Syria: Britain says no

The papers are full of the humiliation of David Cameron, while Polly Toynbee waxes lyrical about Britain finally loosing its pomposity of the imperial age. Both are shoddy reading of an intractable and dangerous situation which threatens the lives of million, and when something much more serious is taking place in the British psyche than petty lefty narratives.

The British public and the British Parliament remembered how they had been lied to by its executive. Admittedly it was a Labour government and a different premier, but the legacy of the Labour years on public trust in government has been to sear deep in our consciousness how 'they' are not to be trusted, especially when it comes to being honest and war. The Labour attempts to fashion an ethical foreign policy, first under Robin Cooke but later embraced as a major tenet of government policy, was built on the belief that we had the measure of right and wrong, whereas other nations, such as Rwanda, Sierra Leon, Serbia, Bosnia etc did not. With the swagger of lefty self importance of knowing best Britain began a series of international interventions in theatres of war which had little or no relevance to us, either geographically or historically.

This willingness to dictate the way of life for others without a second thought is found across the lefty world of NGOs, whose whole existence seems at times to be rooted in that philosophy. We, the wealthy westerners, know best what is good for you. You need our cash, so we will give that to you but only on our terms. We don't trust you to do it yourself. And we will employ western people on western salaries to run the offices in your country, while employing your local people at local wages to do the work. Our terms, our conditions, do it our way or not at all. And all with an earnest belief that this is all just, ethical and just right. So, to be fair to Tony Blair, he was merely reflecting the mentality of those at the cutting edge of 'development' work, and it sounded a lot better than the mercurial self interest of aid being tied to arms sales etc. But in the end, this was about the way in which the old imperial mentality had survived among the chattering classes of the left, which might have a lot to do with the preponderance of Oxbridge and public school boys working on the circuit of international development agencies. And Tony Blair would fit completely into that, just like David Cameron does.

David Owen wrote a book on hubris, focused on Blair and Bush, and neatly traced the way in which well meaning liberals Blair and  Clinton ended up pursuing foreign policy on so called ethical grounds. Blair was a key developer of the theme and in many ways pushed Clinton into this new era of engagement. The pity was that his first operation, in Sierra Leon, was a great success with little loss of British life and with massive gains for the stability of that society. This gave a false sense of the ease at which British Prime Ministerial ethical codes could be worked out on an international stage. This set the stage for the development of a policy by which Britain and its major partner the USA could with enthusiasm and with an almost messianic sense of purpose strut the world stage deploying the brutal magnificence of its unsurpassed military might.

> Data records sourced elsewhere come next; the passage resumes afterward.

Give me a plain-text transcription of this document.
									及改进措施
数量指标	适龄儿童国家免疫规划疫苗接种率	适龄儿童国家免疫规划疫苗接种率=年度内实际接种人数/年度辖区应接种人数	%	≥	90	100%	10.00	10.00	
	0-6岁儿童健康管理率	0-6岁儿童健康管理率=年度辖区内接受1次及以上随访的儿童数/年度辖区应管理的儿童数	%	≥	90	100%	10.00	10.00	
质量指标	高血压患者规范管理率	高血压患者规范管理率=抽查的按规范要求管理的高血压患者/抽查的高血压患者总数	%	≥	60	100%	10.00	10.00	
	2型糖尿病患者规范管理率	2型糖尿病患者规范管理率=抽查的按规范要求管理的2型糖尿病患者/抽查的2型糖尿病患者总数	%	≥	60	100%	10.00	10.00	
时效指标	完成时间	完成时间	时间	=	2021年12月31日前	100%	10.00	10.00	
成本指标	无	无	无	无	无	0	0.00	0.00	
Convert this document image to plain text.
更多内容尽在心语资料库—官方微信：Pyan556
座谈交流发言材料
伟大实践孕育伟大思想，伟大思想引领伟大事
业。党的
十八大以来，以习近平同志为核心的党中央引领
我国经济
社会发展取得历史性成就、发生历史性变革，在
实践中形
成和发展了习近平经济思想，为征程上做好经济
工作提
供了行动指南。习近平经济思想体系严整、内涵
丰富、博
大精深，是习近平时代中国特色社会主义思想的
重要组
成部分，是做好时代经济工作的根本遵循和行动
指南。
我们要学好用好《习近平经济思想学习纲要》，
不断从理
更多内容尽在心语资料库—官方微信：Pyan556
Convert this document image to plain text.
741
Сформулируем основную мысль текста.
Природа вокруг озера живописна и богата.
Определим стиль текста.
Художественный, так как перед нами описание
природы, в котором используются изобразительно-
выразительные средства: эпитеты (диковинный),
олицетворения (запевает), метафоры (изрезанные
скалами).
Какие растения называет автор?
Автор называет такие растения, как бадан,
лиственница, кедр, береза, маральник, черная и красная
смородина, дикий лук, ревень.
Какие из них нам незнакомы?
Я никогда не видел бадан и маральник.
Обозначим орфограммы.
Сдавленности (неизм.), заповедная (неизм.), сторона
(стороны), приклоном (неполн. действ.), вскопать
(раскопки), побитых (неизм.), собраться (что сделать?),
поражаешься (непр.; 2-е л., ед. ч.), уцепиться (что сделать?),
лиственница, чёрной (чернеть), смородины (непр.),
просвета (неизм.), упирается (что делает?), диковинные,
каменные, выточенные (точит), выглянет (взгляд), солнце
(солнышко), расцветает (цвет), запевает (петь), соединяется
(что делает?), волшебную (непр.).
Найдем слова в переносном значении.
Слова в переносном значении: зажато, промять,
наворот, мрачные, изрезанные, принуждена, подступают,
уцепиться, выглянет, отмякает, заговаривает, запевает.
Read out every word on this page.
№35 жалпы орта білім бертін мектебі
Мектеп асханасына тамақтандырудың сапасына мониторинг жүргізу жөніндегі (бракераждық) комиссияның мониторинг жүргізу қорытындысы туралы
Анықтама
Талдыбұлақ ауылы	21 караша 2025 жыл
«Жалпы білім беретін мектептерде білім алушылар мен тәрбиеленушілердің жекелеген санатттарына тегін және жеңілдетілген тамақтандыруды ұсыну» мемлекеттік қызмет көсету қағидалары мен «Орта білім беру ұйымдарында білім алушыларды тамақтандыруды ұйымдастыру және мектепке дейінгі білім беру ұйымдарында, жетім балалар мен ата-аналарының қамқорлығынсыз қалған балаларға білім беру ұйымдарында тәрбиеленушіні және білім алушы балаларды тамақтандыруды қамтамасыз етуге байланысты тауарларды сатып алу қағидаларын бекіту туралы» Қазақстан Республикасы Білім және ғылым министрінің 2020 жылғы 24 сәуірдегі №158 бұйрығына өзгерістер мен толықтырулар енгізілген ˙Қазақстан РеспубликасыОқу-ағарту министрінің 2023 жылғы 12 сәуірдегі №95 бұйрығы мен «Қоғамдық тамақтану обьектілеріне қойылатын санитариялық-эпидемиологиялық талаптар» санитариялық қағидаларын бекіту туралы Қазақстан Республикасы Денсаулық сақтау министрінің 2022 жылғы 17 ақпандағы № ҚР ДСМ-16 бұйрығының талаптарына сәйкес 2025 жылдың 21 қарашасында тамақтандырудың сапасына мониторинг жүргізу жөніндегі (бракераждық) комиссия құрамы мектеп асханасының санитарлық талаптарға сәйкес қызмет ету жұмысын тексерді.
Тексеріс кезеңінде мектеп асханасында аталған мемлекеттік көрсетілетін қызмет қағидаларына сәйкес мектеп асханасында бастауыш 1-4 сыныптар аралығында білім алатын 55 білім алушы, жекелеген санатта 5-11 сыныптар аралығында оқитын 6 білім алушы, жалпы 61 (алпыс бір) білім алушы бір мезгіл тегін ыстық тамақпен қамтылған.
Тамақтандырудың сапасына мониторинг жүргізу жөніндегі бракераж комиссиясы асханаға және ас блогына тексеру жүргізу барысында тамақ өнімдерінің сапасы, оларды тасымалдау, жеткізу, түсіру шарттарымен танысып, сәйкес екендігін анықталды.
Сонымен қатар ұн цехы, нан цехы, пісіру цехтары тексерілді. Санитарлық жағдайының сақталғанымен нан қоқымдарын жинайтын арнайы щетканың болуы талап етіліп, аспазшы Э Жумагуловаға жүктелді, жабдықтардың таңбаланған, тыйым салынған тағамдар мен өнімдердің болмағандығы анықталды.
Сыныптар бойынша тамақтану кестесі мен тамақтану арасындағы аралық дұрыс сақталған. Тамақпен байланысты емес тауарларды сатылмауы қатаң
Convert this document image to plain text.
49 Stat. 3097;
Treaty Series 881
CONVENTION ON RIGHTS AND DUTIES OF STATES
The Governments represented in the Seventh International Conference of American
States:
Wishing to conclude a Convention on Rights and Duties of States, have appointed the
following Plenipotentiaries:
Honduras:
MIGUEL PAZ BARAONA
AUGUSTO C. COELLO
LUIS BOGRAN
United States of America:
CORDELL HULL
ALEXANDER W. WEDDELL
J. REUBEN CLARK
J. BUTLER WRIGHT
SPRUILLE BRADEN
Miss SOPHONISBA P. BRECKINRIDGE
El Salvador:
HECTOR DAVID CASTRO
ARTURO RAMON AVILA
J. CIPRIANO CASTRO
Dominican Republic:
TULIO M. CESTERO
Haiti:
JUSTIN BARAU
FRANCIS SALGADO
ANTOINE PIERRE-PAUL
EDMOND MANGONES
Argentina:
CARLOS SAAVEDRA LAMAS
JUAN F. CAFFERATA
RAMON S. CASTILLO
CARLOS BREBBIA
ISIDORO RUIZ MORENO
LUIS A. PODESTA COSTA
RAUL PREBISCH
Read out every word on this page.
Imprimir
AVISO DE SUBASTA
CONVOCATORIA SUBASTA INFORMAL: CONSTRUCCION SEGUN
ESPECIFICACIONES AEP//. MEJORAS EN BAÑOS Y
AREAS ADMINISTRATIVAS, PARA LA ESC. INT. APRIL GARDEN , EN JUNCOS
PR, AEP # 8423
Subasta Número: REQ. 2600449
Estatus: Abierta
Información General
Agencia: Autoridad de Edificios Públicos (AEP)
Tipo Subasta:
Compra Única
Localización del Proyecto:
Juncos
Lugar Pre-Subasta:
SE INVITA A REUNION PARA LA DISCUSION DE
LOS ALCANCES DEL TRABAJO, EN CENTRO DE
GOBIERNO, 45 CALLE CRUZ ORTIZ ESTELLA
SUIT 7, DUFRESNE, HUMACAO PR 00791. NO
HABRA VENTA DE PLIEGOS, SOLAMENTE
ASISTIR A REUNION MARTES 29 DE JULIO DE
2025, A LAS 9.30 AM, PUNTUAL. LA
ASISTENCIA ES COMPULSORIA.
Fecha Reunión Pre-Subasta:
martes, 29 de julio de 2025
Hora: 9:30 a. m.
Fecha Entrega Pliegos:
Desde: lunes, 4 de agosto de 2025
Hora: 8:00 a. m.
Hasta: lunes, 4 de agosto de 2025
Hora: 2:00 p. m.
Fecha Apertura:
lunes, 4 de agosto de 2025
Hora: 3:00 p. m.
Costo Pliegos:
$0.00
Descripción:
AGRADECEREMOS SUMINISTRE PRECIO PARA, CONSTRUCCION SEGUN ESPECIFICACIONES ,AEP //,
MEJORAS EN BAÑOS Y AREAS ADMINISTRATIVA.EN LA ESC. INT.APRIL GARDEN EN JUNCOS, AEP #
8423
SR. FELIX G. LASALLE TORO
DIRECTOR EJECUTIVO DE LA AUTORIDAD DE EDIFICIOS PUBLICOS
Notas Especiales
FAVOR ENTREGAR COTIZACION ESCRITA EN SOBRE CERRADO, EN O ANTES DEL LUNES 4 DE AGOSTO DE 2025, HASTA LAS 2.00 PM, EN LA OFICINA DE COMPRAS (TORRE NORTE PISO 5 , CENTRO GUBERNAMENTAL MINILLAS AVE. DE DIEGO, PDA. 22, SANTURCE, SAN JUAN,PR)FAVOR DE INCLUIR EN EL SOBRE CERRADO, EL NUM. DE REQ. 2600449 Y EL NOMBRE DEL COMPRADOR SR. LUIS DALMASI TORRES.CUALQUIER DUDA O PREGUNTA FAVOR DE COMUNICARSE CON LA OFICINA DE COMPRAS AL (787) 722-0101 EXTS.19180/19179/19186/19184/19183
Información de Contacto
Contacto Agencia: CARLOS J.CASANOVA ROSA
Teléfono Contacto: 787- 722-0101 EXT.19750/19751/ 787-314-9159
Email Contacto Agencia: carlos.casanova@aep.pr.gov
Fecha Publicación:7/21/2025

The depth of this messianic purpose was laid clear for all to see over the Iraq war. An unprecedented 1 million people demonstrated in London against going to war, but Blair was totally unmoved, swatting it away as a minor irritation by people who just didn't 'get it'. He pressed on regardless of his own party and even his cabinet. We remember Claire Short and her principled and lonely exit. The rest of the government machine succumbed to the will of the Leader, Parliament was whipped behind the Prime Minister's dodgy document and  war was war, without a second thought, and until today Blair almost brags about it, being a sign of real leadership, of a strong moral compass, of Britain's destiny in the modern world.

That Blair rounded so strongly to the cause against Syria perhaps was the death knell for Cameroon. Having positioned himself as heir of Blair, and resonating with the same sense of purpose in world development, and having had his own 'Sierra Leon' moment over Libya, I think Parliamentarians, even in his own government, woke up just in time. This was not about Ed Milliband being clever for once. This was about people suddenly getting the whiff of the same stench that embroiled Britain in Iraq and Afghanistan and in shock saying, not again. That there was no definitive evidence of the Syrian government's responsibility added to that lack of confidence in this being a right course of action, and despite Cameron's honesty about never being absolutely sure (in obvious contrast to Blair's insistence on weapons of mass destruction) it was all too familiar.

After years of Parliament being reduced to a stage managed chorus to the executive's prime performance British democracy woke up, at last. Maybe it won't last, I am sure the government machine will now go into vicious overdrive driven by the bashed ego of the Prime Minister and his colleagues, but that it did the right thing gives real hope that democracy British style is still alive, has a bite and maybe has a future. If so, then perhaps a more informed, and accountable executive that isn't whisked along on its own fervour and self-righteousness will be able to play a much more mature and nuanced part on the international stage,one where its own self-respect is mirrored on the regard its international partners have for it, not based on its impressive, imperial past but on the intrinsic values and institutions which once enabled it to create such an empire and which in a more egalitarian age, enable it to walk with wisdom on the contemporary world stage.